On 06/04/18 13:28, Stuart Longland wrote:
>> If you have data on the traffic (netflow comes to mind) it might be
>> worth the effort to see if there's a pattern where the traffic
>> originated. It could be down to some common misconfiguration, maybe even
>> too many naive followers of a slightly misguidedly written HOWTO somewhere.
> 
> This is something I'm looking to investigate, some sort of traffic
> accounting so I can track per IP/protocol/port, how much traffic passes
> through my router.  I did something similar on Linux a year or two back,
> I just have to research how to do the equivalent in OpenBSD.
> 
> A quick Google search suggests netflow is a Cisco router feature.
> https://hackaday.io/project/10529/log/146422-new-router shows the
> installation of the APU2, no Cisco kit here, it's basically a patch
> cable between the ADSL2 modem and the APU2's `em1` port.  If there is an
> equivalent on OpenBSD, I'll gladly have a look.
> 
> My guide was `man pf.conf`, perhaps skimmed over too quickly.  I'm not
> willing to blame the OpenBSD team just yet, more probable I
> misunderstood something, hence the query of whether this line of
> investigation is worth pursuing.

You're in luck, we have pflow(4) which requires only minimal pf.conf
surgery and a collector somewhere.
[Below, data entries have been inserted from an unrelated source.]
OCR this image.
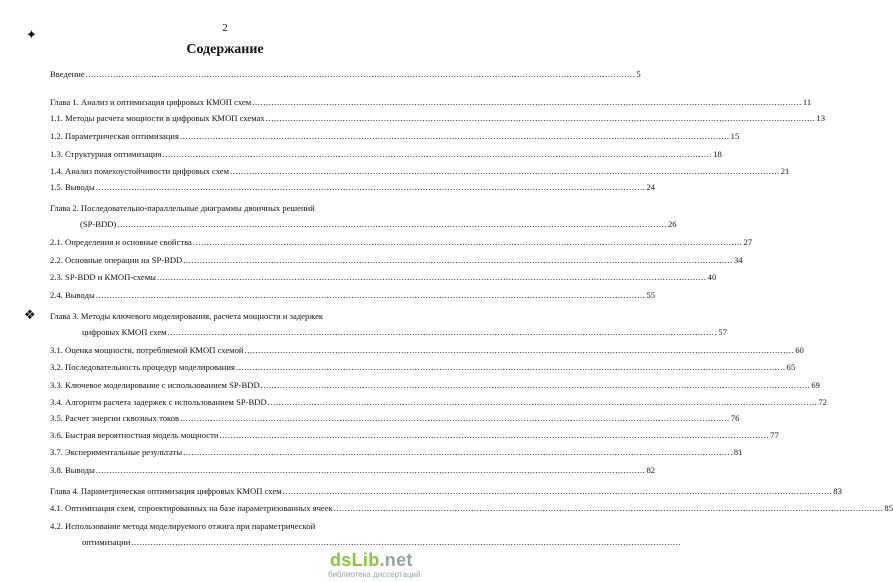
2
Содержание
✦
❖
Введение ........................................................................................................................................................................................................ 5
Глава 1. Анализ и оптимизация цифровых КМОП схем ........................................................................................................................................................................................................ 11
1.1. Методы расчета мощности в цифровых КМОП схемах ........................................................................................................................................................................................................ 13
1.2. Параметрическая оптимизация ........................................................................................................................................................................................................ 15
1.3. Структурная оптимизация ........................................................................................................................................................................................................ 18
1.4. Анализ помехоустойчивости цифровых схем ........................................................................................................................................................................................................ 21
1.5. Выводы ........................................................................................................................................................................................................ 24
Глава 2. Последовательно-параллельные диаграммы двоичных решений
(SP-BDD) ........................................................................................................................................................................................................ 26
2.1. Определения и основные свойства ........................................................................................................................................................................................................ 27
2.2. Основные операции на SP-BDD ........................................................................................................................................................................................................ 34
2.3. SP-BDD и КМОП-схемы ........................................................................................................................................................................................................ 40
2.4. Выводы ........................................................................................................................................................................................................ 55
Глава 3. Методы ключевого моделирования, расчета мощности и задержек
цифровых КМОП схем ........................................................................................................................................................................................................ 57
3.1. Оценка мощности, потребляемой КМОП схемой ........................................................................................................................................................................................................ 60
3.2. Последовательность процедур моделирования ........................................................................................................................................................................................................ 65
3.3. Ключевое моделирование с использованием SP-BDD ........................................................................................................................................................................................................ 69
3.4. Алгоритм расчета задержек с использованием SP-BDD ........................................................................................................................................................................................................ 72
3.5. Расчет энергии сквозных токов ........................................................................................................................................................................................................ 76
3.6. Быстрая вероятностная модель мощности ........................................................................................................................................................................................................ 77
3.7. Экспериментальные результаты ........................................................................................................................................................................................................ 81
3.8. Выводы ........................................................................................................................................................................................................ 82
Глава 4. Параметрическая оптимизация цифровых КМОП схем ........................................................................................................................................................................................................ 83
4.1. Оптимизация схем, спроектированных на базе параметризованных ячеек ........................................................................................................................................................................................................ 85
4.2. Использование метода моделируемого отжига при параметрической
оптимизации ........................................................................................................................................................................................................
dsLib.net
библиотека диссертаций
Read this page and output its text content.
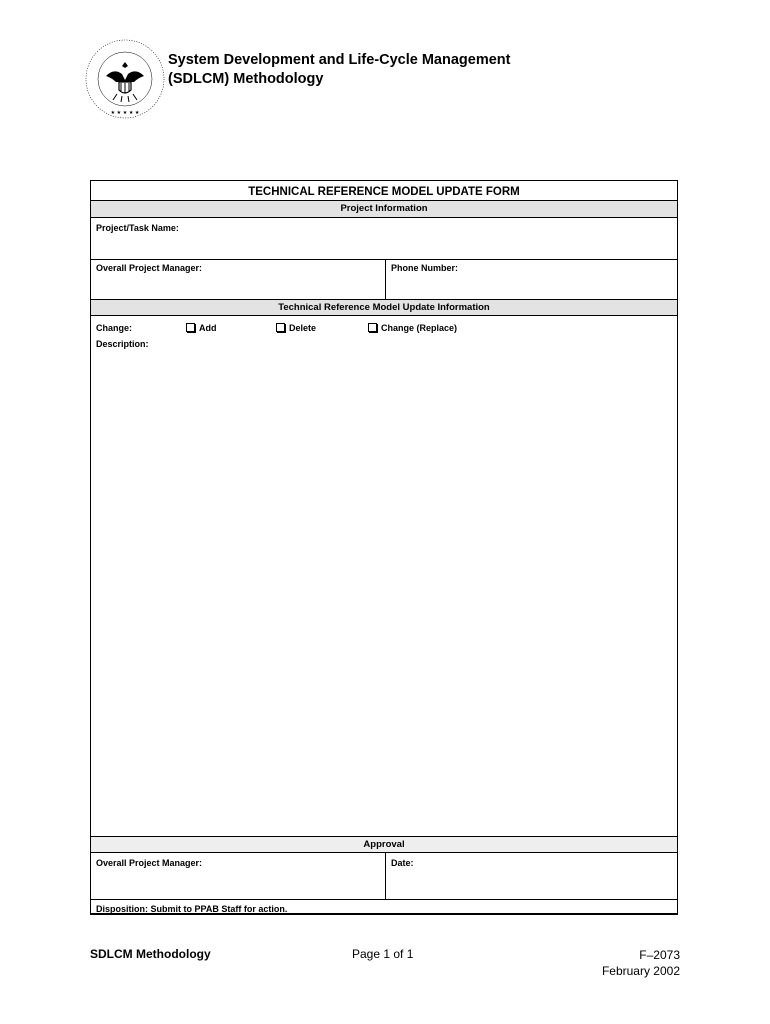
★ ★ ★ ★ ★
System Development and Life-Cycle Management
(SDLCM) Methodology
TECHNICAL REFERENCE MODEL UPDATE FORM
Project Information
Project/Task Name:
Overall Project Manager:	Phone Number:
Technical Reference Model Update Information
Change:	Add	Delete	Change (Replace)
Description:
Approval
Overall Project Manager:	Date:
Disposition: Submit to PPAB Staff for action.
SDLCM Methodology	Page 1 of 1	F–2073
February 2002
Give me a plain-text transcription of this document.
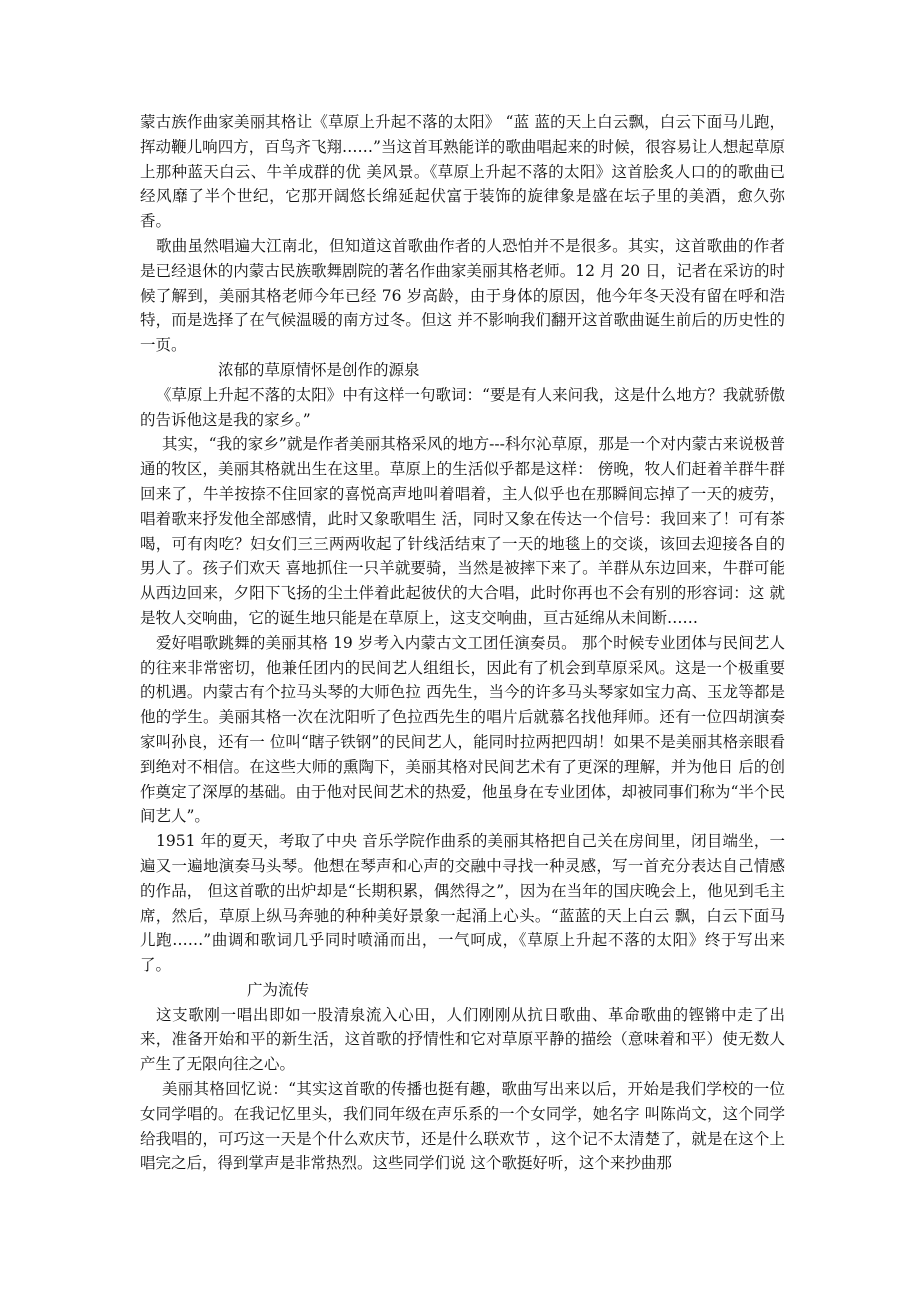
蒙古族作曲家美丽其格让《草原上升起不落的太阳》 “蓝 蓝的天上白云飘，白云下面马儿跑，挥动鞭儿响四方，百鸟齐飞翔……”当这首耳熟能详的歌曲唱起来的时候，很容易让人想起草原上那种蓝天白云、牛羊成群的优 美风景。《草原上升起不落的太阳》这首脍炙人口的的歌曲已经风靡了半个世纪，它那开阔悠长绵延起伏富于装饰的旋律象是盛在坛子里的美酒，愈久弥香。

歌曲虽然唱遍大江南北，但知道这首歌曲作者的人恐怕并不是很多。其实，这首歌曲的作者是已经退休的内蒙古民族歌舞剧院的著名作曲家美丽其格老师。12 月 20 日，记者在采访的时候了解到，美丽其格老师今年已经 76 岁高龄，由于身体的原因，他今年冬天没有留在呼和浩特，而是选择了在气候温暖的南方过冬。但这 并不影响我们翻开这首歌曲诞生前后的历史性的一页。

浓郁的草原情怀是创作的源泉

《草原上升起不落的太阳》中有这样一句歌词：“要是有人来问我，这是什么地方？我就骄傲的告诉他这是我的家乡。”

其实，“我的家乡”就是作者美丽其格采风的地方---科尔沁草原，那是一个对内蒙古来说极普通的牧区，美丽其格就出生在这里。草原上的生活似乎都是这样： 傍晚，牧人们赶着羊群牛群回来了，牛羊按捺不住回家的喜悦高声地叫着唱着，主人似乎也在那瞬间忘掉了一天的疲劳，唱着歌来抒发他全部感情，此时又象歌唱生 活，同时又象在传达一个信号：我回来了！可有茶喝，可有肉吃？妇女们三三两两收起了针线活结束了一天的地毯上的交谈，该回去迎接各自的男人了。孩子们欢天 喜地抓住一只羊就要骑，当然是被摔下来了。羊群从东边回来，牛群可能从西边回来，夕阳下飞扬的尘土伴着此起彼伏的大合唱，此时你再也不会有别的形容词：这 就是牧人交响曲，它的诞生地只能是在草原上，这支交响曲，亘古延绵从未间断……

爱好唱歌跳舞的美丽其格 19 岁考入内蒙古文工团任演奏员。 那个时候专业团体与民间艺人的往来非常密切，他兼任团内的民间艺人组组长，因此有了机会到草原采风。这是一个极重要的机遇。内蒙古有个拉马头琴的大师色拉 西先生，当今的许多马头琴家如宝力高、玉龙等都是他的学生。美丽其格一次在沈阳听了色拉西先生的唱片后就慕名找他拜师。还有一位四胡演奏家叫孙良，还有一 位叫“瞎子铁钢”的民间艺人，能同时拉两把四胡！如果不是美丽其格亲眼看到绝对不相信。在这些大师的熏陶下，美丽其格对民间艺术有了更深的理解，并为他日 后的创作奠定了深厚的基础。由于他对民间艺术的热爱，他虽身在专业团体，却被同事们称为“半个民间艺人”。

1951 年的夏天，考取了中央 音乐学院作曲系的美丽其格把自己关在房间里，闭目端坐，一遍又一遍地演奏马头琴。他想在琴声和心声的交融中寻找一种灵感，写一首充分表达自己情感的作品， 但这首歌的出炉却是“长期积累，偶然得之”，因为在当年的国庆晚会上，他见到毛主席，然后，草原上纵马奔驰的种种美好景象一起涌上心头。“蓝蓝的天上白云 飘，白云下面马儿跑……”曲调和歌词几乎同时喷涌而出，一气呵成，《草原上升起不落的太阳》终于写出来了。

广为流传

这支歌刚一唱出即如一股清泉流入心田，人们刚刚从抗日歌曲、革命歌曲的铿锵中走了出来，准备开始和平的新生活，这首歌的抒情性和它对草原平静的描绘（意味着和平）使无数人产生了无限向往之心。

美丽其格回忆说：“其实这首歌的传播也挺有趣，歌曲写出来以后，开始是我们学校的一位女同学唱的。在我记忆里头，我们同年级在声乐系的一个女同学，她名字 叫陈尚文，这个同学给我唱的，可巧这一天是个什么欢庆节，还是什么联欢节 ，这个记不太清楚了，就是在这个上唱完之后，得到掌声是非常热烈。这些同学们说 这个歌挺好听，这个来抄曲那
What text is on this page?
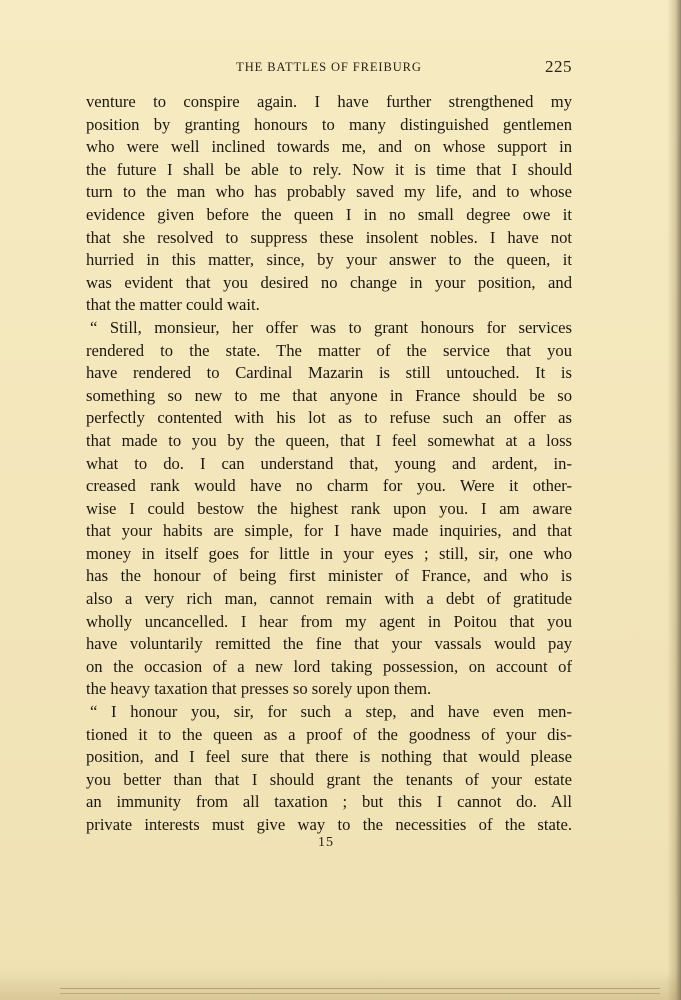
THE BATTLES OF FREIBURG	225
venture to conspire again. I have further strengthened my
position by granting honours to many distinguished gentlemen
who were well inclined towards me, and on whose support in
the future I shall be able to rely. Now it is time that I should
turn to the man who has probably saved my life, and to whose
evidence given before the queen I in no small degree owe it
that she resolved to suppress these insolent nobles. I have not
hurried in this matter, since, by your answer to the queen, it
was evident that you desired no change in your position, and
that the matter could wait.
“ Still, monsieur, her offer was to grant honours for services
rendered to the state. The matter of the service that you
have rendered to Cardinal Mazarin is still untouched. It is
something so new to me that anyone in France should be so
perfectly contented with his lot as to refuse such an offer as
that made to you by the queen, that I feel somewhat at a loss
what to do. I can understand that, young and ardent, in-
creased rank would have no charm for you. Were it other-
wise I could bestow the highest rank upon you. I am aware
that your habits are simple, for I have made inquiries, and that
money in itself goes for little in your eyes ; still, sir, one who
has the honour of being first minister of France, and who is
also a very rich man, cannot remain with a debt of gratitude
wholly uncancelled. I hear from my agent in Poitou that you
have voluntarily remitted the fine that your vassals would pay
on the occasion of a new lord taking possession, on account of
the heavy taxation that presses so sorely upon them.
“ I honour you, sir, for such a step, and have even men-
tioned it to the queen as a proof of the goodness of your dis-
position, and I feel sure that there is nothing that would please
you better than that I should grant the tenants of your estate
an immunity from all taxation ; but this I cannot do. All
private interests must give way to the necessities of the state.
15
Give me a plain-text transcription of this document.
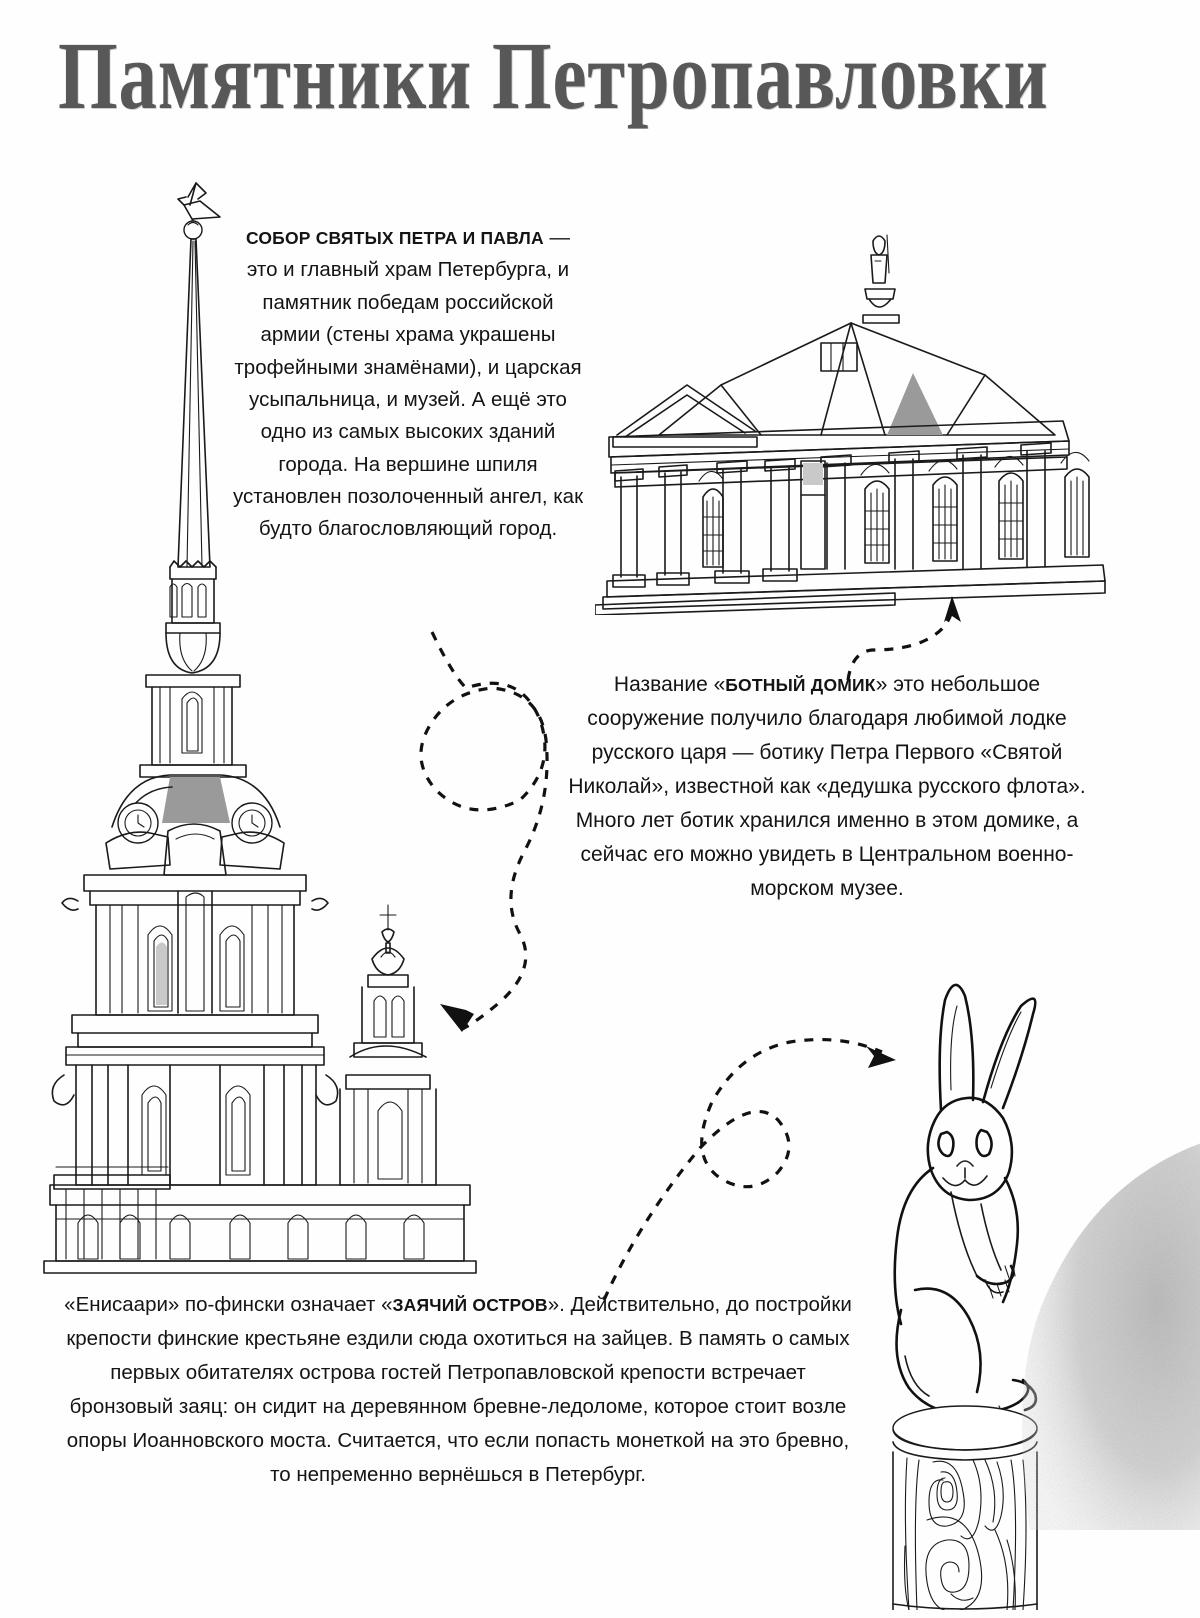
Памятники Петропавловки
СОБОР СВЯТЫХ ПЕТРА И ПАВЛА — это и главный храм Петербурга, и памятник победам российской армии (стены храма украшены трофейными знамёнами), и царская усыпальница, и музей. А ещё это одно из самых высоких зданий города. На вершине шпиля установлен позолоченный ангел, как будто благословляющий город.
Название «БОТНЫЙ ДОМИК» это небольшое сооружение получило благодаря любимой лодке русского царя — ботику Петра Первого «Святой Николай», известной как «дедушка русского флота». Много лет ботик хранился именно в этом домике, а сейчас его можно увидеть в Центральном военно-морском музее.
«Енисаари» по-фински означает «ЗАЯЧИЙ ОСТРОВ». Действительно, до постройки крепости финские крестьяне ездили сюда охотиться на зайцев. В память о самых первых обитателях острова гостей Петропавловской крепости встречает бронзовый заяц: он сидит на деревянном бревне-ледоломе, которое стоит возле опоры Иоанновского моста. Считается, что если попасть монеткой на это бревно, то непременно вернёшься в Петербург.
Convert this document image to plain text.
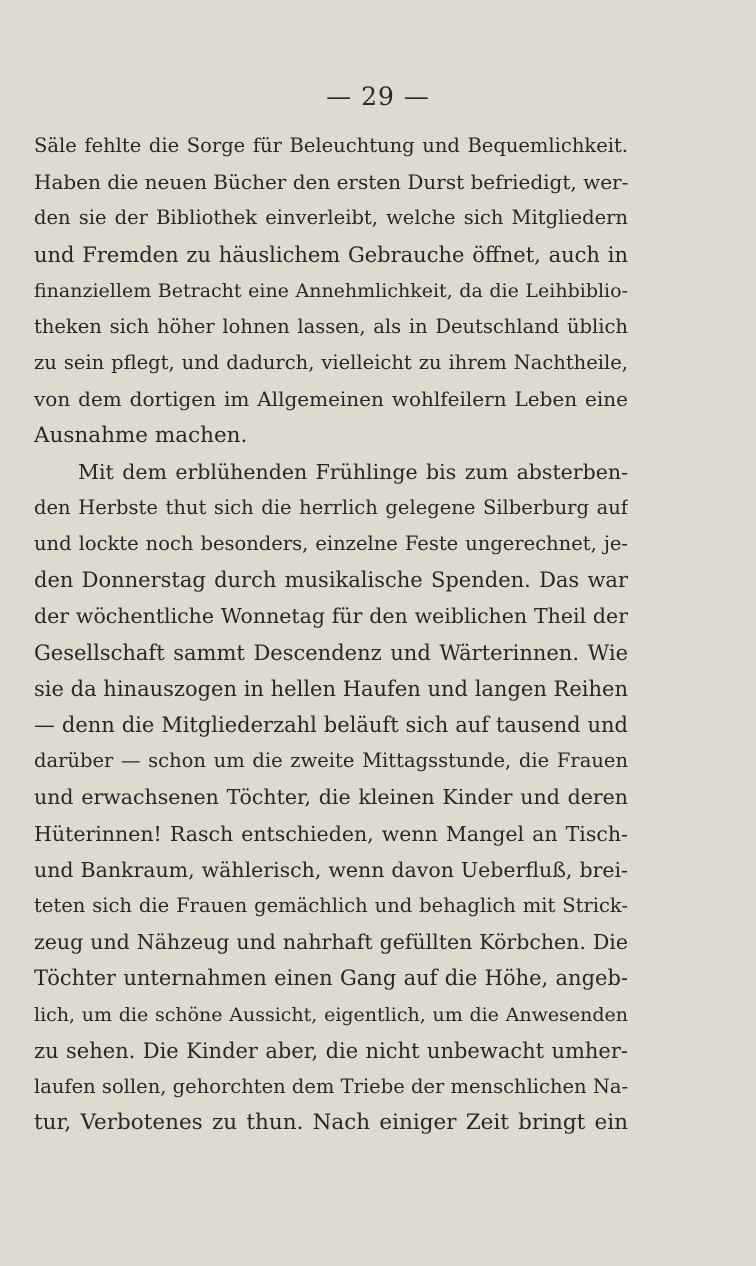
— 29 —
Säle fehlte die Sorge für Beleuchtung und Bequemlichkeit.
Haben die neuen Bücher den ersten Durst befriedigt, wer-
den sie der Bibliothek einverleibt, welche sich Mitgliedern
und Fremden zu häuslichem Gebrauche öffnet, auch in
finanziellem Betracht eine Annehmlichkeit, da die Leihbiblio-
theken sich höher lohnen lassen, als in Deutschland üblich
zu sein pflegt, und dadurch, vielleicht zu ihrem Nachtheile,
von dem dortigen im Allgemeinen wohlfeilern Leben eine
Ausnahme machen.
Mit dem erblühenden Frühlinge bis zum absterben-
den Herbste thut sich die herrlich gelegene Silberburg auf
und lockte noch besonders, einzelne Feste ungerechnet, je-
den Donnerstag durch musikalische Spenden. Das war
der wöchentliche Wonnetag für den weiblichen Theil der
Gesellschaft sammt Descendenz und Wärterinnen. Wie
sie da hinauszogen in hellen Haufen und langen Reihen
— denn die Mitgliederzahl beläuft sich auf tausend und
darüber — schon um die zweite Mittagsstunde, die Frauen
und erwachsenen Töchter, die kleinen Kinder und deren
Hüterinnen! Rasch entschieden, wenn Mangel an Tisch-
und Bankraum, wählerisch, wenn davon Ueberfluß, brei-
teten sich die Frauen gemächlich und behaglich mit Strick-
zeug und Nähzeug und nahrhaft gefüllten Körbchen. Die
Töchter unternahmen einen Gang auf die Höhe, angeb-
lich, um die schöne Aussicht, eigentlich, um die Anwesenden
zu sehen. Die Kinder aber, die nicht unbewacht umher-
laufen sollen, gehorchten dem Triebe der menschlichen Na-
tur, Verbotenes zu thun. Nach einiger Zeit bringt ein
I wrote about that at one point (with
the essentials also in The Book of PF):
https://bsdly.blogspot.com/2014/02/yes-you-too-can-be-evil-network.html
- but do note that once you have 'keep state' or similar with specific
options on a rule, remember to append pflow to the list of options.

- Peter

-- 
Peter N. M. Hansteen, member of the first RFC 1149 implementation team
http://bsdly.blogspot.com/ http://www.bsdly.net/ http://www.nuug.no/
"Remember to set the evil bit on all malicious network traffic"
delilah spamd[29949]: 85.152.224.147: disconnected after 42673 seconds.